Mehr als drei Wochen lang muss Werder in der Saisonvorbereitung ohne einen Schlüsselspieler auskommen. Da müsste sich der Trainer doch mächtig ärgern, oder? Weit gefehlt! Das Gegenteil ist der Fall. Florian Kohfeldt freut sich mächtig, dass Maximilian Eggestein mit der deutschen U21-Nationalmannschaft im Finale der Europameisterschaft steht und somit erst am 22. Juli ins Training der Bremer einsteigt. „Ich sehe dieses Turnier extrem positiv für Maxi. Er muss sehr viel Verantwortung übernehmen. Das bringt ihn in seiner Entwicklung weiter“, betonte der Coach.
In der Tat gehört Eggestein zu den Führungsspielern im deutschen Erfolgsteam, das am Sonntag im Finale (20.45 Uhr, live in der ARD) gegen Spanien Europameister werden kann. In allen vier bisherigen Begegnungen stand der Bremer in der Startelf. Auf der Achter-Position, die er bei Werder in der vergangenen Saison zumeist bekleidete, kam Eggestein dabei nur eine Halbzeit lang zum Einsatz. Ansonsten spielte er als alleiniger Sechser im defensiven Mittelfeld. „Das ist eine Position mit sehr viel Verantwortung für die Mannschaft, aber man glänzt selbst nicht so durch Torschüsse oder tiefe Läufe“, sagte Kohfeldt und sprach seinem Spieler ein Lob aus: „Maxi füllt diese Rolle sehr gut aus. Er spielt ein sehr gutes Turnier.“
Gut möglich sogar, dass diese U21-EM der perfekte Probelauf für die neue Spielzeit ist. „Es spielt in meinen Gedanken ein Rolle, mit Maxi etwas tiefer zu spielen. Wir haben mit Max Kruse jemanden verloren, der wichtig war, um gut ins letzte Drittel zu kommen. Das aufzufangen wird ein Themenblock sein, dabei wird Maxi eine Rolle spielen“, erklärte Kohfeldt. Die tiefen Läufe könnten ohne Kruse, der sich oft zum Ballverteilen aus dem Sturm nach hinten fallen ließ und somit vorne Räume frei machte, nicht mehr so ein probates Mittel sein. Stattdessen muss sich Werder künftig öfter ins letzte Drittel kombinieren, den Ball also dorthin tragen.

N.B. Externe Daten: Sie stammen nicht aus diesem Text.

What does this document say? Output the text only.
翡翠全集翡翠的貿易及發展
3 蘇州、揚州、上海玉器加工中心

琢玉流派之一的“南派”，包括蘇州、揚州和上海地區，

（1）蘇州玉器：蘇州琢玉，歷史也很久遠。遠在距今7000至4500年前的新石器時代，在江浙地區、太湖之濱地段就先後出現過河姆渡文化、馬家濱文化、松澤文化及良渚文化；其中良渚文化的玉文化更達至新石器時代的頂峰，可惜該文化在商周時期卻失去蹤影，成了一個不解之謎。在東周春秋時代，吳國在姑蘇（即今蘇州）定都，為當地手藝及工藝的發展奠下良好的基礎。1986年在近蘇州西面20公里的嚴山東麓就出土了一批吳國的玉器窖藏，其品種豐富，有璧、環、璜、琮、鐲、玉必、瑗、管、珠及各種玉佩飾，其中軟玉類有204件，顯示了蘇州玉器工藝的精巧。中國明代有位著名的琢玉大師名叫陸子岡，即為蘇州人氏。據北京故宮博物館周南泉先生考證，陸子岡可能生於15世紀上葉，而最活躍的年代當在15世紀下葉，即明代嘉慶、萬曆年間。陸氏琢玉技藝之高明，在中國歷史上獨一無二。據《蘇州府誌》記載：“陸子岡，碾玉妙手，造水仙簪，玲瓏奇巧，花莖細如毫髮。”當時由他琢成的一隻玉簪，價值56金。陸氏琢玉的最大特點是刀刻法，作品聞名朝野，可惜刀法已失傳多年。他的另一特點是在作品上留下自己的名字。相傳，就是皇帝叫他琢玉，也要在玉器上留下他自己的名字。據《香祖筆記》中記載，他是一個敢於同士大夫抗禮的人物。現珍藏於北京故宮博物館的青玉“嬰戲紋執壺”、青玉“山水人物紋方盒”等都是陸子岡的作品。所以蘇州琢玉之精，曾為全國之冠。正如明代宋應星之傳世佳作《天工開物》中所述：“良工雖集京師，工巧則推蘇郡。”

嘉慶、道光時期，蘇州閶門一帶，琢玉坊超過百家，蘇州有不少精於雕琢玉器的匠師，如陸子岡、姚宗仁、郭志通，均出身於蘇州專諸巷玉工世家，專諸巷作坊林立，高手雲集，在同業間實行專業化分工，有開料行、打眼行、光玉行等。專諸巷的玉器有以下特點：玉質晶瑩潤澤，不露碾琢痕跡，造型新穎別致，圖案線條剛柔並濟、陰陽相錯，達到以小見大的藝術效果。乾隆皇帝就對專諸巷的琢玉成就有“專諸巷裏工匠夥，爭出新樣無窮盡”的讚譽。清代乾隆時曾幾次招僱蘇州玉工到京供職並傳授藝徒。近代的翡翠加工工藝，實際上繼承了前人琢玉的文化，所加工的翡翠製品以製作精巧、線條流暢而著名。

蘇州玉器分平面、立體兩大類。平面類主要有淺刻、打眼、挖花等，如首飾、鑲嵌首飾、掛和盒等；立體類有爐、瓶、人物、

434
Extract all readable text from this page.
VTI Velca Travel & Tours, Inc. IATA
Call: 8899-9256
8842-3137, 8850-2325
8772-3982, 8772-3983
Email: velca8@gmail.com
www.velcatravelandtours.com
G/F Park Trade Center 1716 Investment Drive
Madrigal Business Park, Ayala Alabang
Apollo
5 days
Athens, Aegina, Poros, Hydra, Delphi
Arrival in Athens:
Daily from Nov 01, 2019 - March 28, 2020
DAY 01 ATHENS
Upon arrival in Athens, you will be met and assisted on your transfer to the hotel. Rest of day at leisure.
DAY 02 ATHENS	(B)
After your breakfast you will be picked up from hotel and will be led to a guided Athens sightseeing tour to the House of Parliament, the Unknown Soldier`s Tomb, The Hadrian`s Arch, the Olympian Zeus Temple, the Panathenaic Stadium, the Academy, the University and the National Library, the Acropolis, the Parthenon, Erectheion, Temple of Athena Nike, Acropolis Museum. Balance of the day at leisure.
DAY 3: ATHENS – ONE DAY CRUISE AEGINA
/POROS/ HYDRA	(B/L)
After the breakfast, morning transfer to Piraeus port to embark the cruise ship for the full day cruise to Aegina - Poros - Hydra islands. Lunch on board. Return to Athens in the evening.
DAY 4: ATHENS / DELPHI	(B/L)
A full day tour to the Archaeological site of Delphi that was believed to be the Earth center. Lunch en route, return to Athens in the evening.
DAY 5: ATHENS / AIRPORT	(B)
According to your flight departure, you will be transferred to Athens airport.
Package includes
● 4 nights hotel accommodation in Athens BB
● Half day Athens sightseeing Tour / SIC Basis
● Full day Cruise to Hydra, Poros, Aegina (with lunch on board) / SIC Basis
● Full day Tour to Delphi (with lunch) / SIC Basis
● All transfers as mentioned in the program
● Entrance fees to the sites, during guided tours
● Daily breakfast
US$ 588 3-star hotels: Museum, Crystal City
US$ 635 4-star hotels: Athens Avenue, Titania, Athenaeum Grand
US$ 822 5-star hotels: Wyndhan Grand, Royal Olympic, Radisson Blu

Mit dem passsicheren Maximilian Eggestein hätten die Bremer einen guten Verbindungsspieler auf der Sechser-Position, der zudem zweikampf- und laufstark ist.
Doppel-Sechs als Option
Dazu kommt, dass die Alternativen im defensiven Mittelfeld rar gesät sind. Philipp Bargfrede fällt auf unbestimmte Zeit verletzt aus, Talent Manuel Mbom wurde nach Uerdingen verliehen, und Zugänge für das Mittelfeld gibt es bislang nicht. Somit ist Nuri Sahin neben Eggestein derzeit der einzige echte Kandidat für die Sechser-Position. Denkbar ist auch, dass beide dort spielen. Eggestein sei ebenfalls als Teil einer Doppel-Sechs eine Option, sagte Kohfeldt. In dem Fall könnte sich der 22-Jährige öfter in die Offensive einschalten und wäre durch seinen Nebenmann abgesichert. Beim 4:2-Halbfinalsieg der deutschen U21-Auswahl über Rumänien gefiel Kohfeldt besonders das Wechselspiel zwischen Eggestein, Mahmoud Dahoud und Florian Neuhaus. „Da hat man gesehen, welche Stärken Maxi in der Offensive hat.“
Kohfeldt steht in regelmäßigem Kontakt zu Maximilian Eggestein und dessen Bruder Johannes, der bei der EM noch nicht zum Einsatz kam. Er wolle sie nicht jeden Tag anrufen, schreibe aber Nachrichten und habe kürzlich mit beiden telefoniert, erzählte der Werder-Trainer. Mit Marco Friedl, der mit der österreichischen U21-Nationalmannschaft in der Vorrunde ausschied, hatte Kohfeldt ebenfalls Kontakt. „Ich habe mit Freude gesehen, wie er bei der EM gespielt hat.“ Beim 1:1 gegen Deutschland kam Friedl als Rechtsverteidiger zum Einsatz, dort hatte er aushilfsweise auch schon bei Werder agiert. „Er kann hinten rechts spielen, dadurch kriegen wir eine neue Option, weil der Außenverteidiger dann nach innen zieht. Am stärksten sehe ich Marco aber als Innenverteidiger, ob rechts oder links“, sagte Kohfeldt über den 21-Jährigen, den Werder gerade fest von den Bayern verpflichtet hat.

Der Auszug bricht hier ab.